Romero was never interested in subtly critiquing anyone; he went for the jugular and told you he was doing it. “Dawn of the Dead,” “Monkey Shines” (1988), “Land of the Dead” (2005) and especially “Survival of the Dead” (2009), his last film, didn’t waste time waiting to see if you caught on. They open with attacks on the US Military, the wealthy, corrupt government, and the systematic disenfranchisement of poor and working class Americans. “The Amusement Park,” like the same year’s “The Crazies,” which re-staged the Vietnam War in a Pittsburgh suburb, bites down on its hero’s neck and refuses to heal. Whatever the Lutherans thought they were paying for, they accidentally unleashed our most deeply cynical artist at the height of his ferocity toward the country’s decaying morality, and wound up funding one of the most upsetting films of the ’70s.
Lincoln Maazel, later the religious grandfather antagonizing the title character in Romero’s “Martin” (1978), opens the film with a direct address. He wanders through an empty, rain slicked park talking about how as you age, the variety of services and opportunities available to you shrink until it seems like there’s no place for the elderly. By way of demonstration Maazel’s going to take us to The Amusement Park, which will look a lot like the world outside despite its carnivalesque festooning.

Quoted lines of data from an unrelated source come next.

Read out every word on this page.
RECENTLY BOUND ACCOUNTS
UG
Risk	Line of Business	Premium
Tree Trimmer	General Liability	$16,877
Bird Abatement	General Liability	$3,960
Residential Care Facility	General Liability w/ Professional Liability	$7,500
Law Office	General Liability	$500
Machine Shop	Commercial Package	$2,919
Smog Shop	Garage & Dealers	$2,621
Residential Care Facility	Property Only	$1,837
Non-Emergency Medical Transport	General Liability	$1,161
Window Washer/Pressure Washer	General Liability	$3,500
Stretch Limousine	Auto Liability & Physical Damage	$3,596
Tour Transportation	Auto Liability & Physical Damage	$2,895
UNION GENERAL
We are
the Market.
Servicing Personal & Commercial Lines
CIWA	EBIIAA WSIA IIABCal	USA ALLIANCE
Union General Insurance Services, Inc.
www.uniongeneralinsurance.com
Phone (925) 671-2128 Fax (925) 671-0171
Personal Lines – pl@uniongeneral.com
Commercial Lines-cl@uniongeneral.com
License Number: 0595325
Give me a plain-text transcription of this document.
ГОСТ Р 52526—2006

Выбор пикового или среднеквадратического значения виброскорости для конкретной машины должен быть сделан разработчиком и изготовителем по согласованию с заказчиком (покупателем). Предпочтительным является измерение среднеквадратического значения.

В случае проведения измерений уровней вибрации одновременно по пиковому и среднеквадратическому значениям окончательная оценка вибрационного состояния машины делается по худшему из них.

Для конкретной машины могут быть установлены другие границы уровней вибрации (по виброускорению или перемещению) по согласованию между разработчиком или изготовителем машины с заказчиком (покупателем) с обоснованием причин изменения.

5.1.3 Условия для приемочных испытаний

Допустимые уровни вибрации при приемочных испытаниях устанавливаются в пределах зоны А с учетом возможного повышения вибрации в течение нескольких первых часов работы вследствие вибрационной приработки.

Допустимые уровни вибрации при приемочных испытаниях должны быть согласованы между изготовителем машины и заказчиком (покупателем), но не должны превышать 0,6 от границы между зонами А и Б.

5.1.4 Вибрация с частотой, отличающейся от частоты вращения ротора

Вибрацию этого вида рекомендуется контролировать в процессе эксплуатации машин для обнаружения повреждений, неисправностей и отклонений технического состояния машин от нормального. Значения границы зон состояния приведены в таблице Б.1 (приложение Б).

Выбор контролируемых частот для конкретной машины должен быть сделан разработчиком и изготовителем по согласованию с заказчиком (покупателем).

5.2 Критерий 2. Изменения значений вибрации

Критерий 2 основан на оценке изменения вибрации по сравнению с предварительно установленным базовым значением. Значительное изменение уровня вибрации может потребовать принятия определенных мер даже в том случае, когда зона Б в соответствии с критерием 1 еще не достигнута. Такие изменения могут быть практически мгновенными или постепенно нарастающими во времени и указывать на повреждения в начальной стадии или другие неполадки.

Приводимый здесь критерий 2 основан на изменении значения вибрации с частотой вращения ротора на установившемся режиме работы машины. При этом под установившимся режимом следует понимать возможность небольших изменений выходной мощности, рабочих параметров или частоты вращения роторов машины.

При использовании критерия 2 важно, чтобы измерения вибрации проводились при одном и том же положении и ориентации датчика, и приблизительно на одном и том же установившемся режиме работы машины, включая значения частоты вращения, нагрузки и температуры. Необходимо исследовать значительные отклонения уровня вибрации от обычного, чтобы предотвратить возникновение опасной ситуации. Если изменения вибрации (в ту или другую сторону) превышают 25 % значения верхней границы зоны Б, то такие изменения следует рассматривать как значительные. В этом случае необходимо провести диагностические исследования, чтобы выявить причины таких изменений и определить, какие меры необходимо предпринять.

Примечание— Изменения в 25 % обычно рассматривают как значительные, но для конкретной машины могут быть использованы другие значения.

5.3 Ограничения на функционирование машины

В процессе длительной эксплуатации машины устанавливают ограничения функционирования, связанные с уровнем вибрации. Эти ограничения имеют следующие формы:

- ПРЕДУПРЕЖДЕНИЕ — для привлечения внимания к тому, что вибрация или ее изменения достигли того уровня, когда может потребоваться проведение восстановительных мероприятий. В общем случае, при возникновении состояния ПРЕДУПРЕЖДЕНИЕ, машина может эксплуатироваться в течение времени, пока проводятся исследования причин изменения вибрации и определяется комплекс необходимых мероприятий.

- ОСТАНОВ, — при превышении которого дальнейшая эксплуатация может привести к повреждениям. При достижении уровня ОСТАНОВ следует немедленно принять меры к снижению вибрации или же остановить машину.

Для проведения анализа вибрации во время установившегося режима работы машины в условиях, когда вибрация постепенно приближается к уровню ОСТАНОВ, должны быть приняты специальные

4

Maazel, cheery and dapper in a crisp white suit enters a stark, sterile waiting room with only a few chairs and a sad, lonely figure bleeding from the face and out of breath. Maazel asks this fellow if he wants to go outside with him. “There’s nothing out there. You won’t like it!” the battered man manages through wheezing sobs. Undeterred, Maazel starts his day at the park. The ticket taker has to be interrupted from low-balling seniors out of their prized possessions like a crooked antique dealer before he’ll take money in exchange for tickets to the rides and attractions. The signs everywhere don’t advertise the park’s features, but rather read like questions on an insurance form or warnings on medication. The fun begins with a ride on a little train that turns sinister when Maazel starts seeing people in Halloween monster masks on board with the rest of the passengers. No one else seems to notice them.